Makanan Khas wonogiri

Mengenal Makanan Tradisional Khas Wonogiri

Makanan Tradisional merupakan makanan khas di daerah tertentu yang menjadi ciri khas dan identitas suatu daerah,makanan tradisional ada semenjak zaman dahulu yang sifatnya turun menurun yang diturunkan oleh nenek moyang.Makanan tradisional juga memiliki keunikan dan keberagaman yang tentunya di setiap daerah berbeda-beda.Di Indonesia memiliki banyak beragam makanan tradisional di setiap daerah daerah di Indonesia.Makanan tradisional di daerah Wonogiri pun sangat beragam.
Macam-macam makanan tradisional di daerah Wonogiri yaitu :

1.Nasi Tiwul

Makanan ini merupakan makanan yang paling terkenal yang menjadi ciri khas daerah Wonogiri. Makanan ini terbuat dari tepung gaplek yang merupakan singkong yang dikeringkan lalu ditumbuk. Memiliki rasa yang manis khas singkong dan warna kecoklatan. Jika belum terbiasa, mungkin perut anda akan terasa panas.

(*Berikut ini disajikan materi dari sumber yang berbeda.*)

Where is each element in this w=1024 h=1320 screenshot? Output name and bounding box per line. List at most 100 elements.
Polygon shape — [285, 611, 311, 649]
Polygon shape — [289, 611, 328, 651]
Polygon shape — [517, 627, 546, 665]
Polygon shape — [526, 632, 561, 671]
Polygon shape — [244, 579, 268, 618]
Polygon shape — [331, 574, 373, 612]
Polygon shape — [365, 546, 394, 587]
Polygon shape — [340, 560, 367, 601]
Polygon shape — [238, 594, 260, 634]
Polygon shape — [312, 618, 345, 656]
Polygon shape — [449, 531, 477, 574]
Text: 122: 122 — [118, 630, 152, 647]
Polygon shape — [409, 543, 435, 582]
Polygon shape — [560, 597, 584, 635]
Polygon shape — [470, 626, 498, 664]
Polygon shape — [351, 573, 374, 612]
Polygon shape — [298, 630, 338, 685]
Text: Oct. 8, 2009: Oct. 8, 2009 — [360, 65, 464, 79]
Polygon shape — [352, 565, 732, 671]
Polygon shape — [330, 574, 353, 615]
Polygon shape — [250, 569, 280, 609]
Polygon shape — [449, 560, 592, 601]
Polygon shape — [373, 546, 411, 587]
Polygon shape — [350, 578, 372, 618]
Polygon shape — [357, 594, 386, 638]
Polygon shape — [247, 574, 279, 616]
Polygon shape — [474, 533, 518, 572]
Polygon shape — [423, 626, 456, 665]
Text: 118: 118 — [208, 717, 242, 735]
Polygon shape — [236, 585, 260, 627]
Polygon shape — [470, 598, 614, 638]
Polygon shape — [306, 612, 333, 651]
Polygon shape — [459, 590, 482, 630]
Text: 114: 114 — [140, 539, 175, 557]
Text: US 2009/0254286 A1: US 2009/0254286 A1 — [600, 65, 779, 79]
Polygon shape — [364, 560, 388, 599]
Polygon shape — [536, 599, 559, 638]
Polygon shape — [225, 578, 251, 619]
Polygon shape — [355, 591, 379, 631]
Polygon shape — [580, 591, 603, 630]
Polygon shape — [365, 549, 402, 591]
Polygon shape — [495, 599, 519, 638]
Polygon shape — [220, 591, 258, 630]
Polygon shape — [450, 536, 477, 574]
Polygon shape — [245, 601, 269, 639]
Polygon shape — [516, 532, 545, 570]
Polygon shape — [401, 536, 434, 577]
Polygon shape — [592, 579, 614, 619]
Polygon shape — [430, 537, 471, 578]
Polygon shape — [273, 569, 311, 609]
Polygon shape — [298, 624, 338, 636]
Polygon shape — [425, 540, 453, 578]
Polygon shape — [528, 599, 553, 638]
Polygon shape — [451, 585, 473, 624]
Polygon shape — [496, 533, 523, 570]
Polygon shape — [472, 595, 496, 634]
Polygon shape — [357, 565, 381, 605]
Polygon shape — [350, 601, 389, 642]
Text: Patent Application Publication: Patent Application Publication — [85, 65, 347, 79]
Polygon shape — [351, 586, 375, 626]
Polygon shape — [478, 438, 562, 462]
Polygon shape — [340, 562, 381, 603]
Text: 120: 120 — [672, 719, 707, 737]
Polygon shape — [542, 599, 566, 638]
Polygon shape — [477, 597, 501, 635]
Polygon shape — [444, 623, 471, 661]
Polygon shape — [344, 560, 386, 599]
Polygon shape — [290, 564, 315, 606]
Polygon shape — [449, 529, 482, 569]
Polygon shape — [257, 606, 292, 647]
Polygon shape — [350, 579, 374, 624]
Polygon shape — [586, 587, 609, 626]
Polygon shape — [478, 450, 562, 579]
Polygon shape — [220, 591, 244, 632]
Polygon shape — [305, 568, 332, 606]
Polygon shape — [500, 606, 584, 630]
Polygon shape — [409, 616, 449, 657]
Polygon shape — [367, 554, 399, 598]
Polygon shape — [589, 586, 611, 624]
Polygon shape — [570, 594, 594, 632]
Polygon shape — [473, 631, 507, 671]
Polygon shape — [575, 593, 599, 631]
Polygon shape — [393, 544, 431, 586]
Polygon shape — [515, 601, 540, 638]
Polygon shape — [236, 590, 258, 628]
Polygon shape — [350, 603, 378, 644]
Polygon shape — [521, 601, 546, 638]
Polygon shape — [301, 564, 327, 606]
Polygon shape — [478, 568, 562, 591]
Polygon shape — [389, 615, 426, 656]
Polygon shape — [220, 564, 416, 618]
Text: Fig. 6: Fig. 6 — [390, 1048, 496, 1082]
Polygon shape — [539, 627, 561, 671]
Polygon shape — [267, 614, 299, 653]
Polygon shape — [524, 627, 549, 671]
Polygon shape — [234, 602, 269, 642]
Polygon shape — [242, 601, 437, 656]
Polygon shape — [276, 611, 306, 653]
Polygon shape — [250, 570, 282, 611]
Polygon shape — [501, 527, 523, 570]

Hal tersebut bisa diatasi dengan menambahkan nasi putih saat menyantap makanan ini. Untuk pelengkapnya biasanya menggunakan ikan asin, urap dan sambal cabuk.Wonogiri dijuluki sebagai Kota Gaplek dikarenakan tingginya produksi singkong atau ubi kayu di sini. Sejak jaman dahulu, tiwul yang terbuat dari singkong sudah menjadi makanan pokok orang Wonogiri.

2.Cabuk Wijen

Cabuk wijen atau yang juga dikenal dengan sambal wijen merupakan kuliner khas wonogiri yang terbuat dari wijen. Berasal dari ampas pembuatan minyak biji wijen yang dicampurkan dengan merang padi yang dibakar sehingga terbentuklah pasta berwarna hitam. Makanan ini diolah dengan campuran gula jawa, garam, cabe rawit, kemangi dan bawang putih. Setelah itu dibungkus dengan daun pisang dan dipanggang di atas bara api.Cabuk wijen termasuk makanan khas Wonogiri yang langka karena proses pembuatannya yang rumit sehingga makanan ini sulit untuk ditemukan. Tampilannnya mirip dengan pepes namun lebih kecil. Tampilannya kurang menarik namun memiliki aroma sedap. Saat memakan cabuk wijen ini, anda akan merasakan rasa yang pedas dan sedikit getir. Sangat enak dinikmati dengan nasi putih.

3.Kacang Mede

Kacang ini didapatkan dari biji buah jambu mede yang dikeringkan. Kacang goreng memiliki rasa yang gurih yang khas dan nikmat. Tidak hanya nikmat, kacang mede mengandung banyak zat besi, fosfor, magnesium dan seng yang memiliki manfaat untuk jantung, kesehatan rambut, kulit dan tulang. Makanan ini juga berfungsi untuk menambah energi dan mengontrol berat badan.Kacang mede merupakan produk unggulan yang dimiliki oleh Kabupaten Wonogiri. Di tahun 2002, Wonogiri memiliki lahan jambu mede seluar sekitar 20.000 hektar dan merupakan yang terbesar di Jawa Tengah. Dengan lahan yang sebegitu luasnya, produksi kacang mede di Kabupaten Wonogiri dapat mencapai 3.456 ton.

4.Besengek

Besengek adalah makanan yang terbuat dari tempe kara. Diberi bumbu berupa parutan kelapa dan pewarna kunyit. Anda bisa mencarinya di pasar tradisional yang terletak di Kecamatan Manyaran apabila ingin mencicipi makanan tradisional ini. Besengek disajikan dengan bungkus daun jati. Sangat enak dinikmati langsung bersama lalapan cabe rawit. Juga dapat dijadikan lauk atau sayur nasi tiwul. Harganya sangat terjangkau yaitu sekitar Rp2.000 namun dapat naik drastis saat menjelang lebaran.

5.Lentho

Makanan ini terbuat dari olahan kacang tholo dan singkong. Tepung singkong kering dicampur dengan kacang tholo kemudian diberi bumbu ketumbar. Rasa yang didapatkan dari kacang dan ketumbar membuat penikmat kuliner khas Wonogiri ini seakan dibawa ke masa lalu.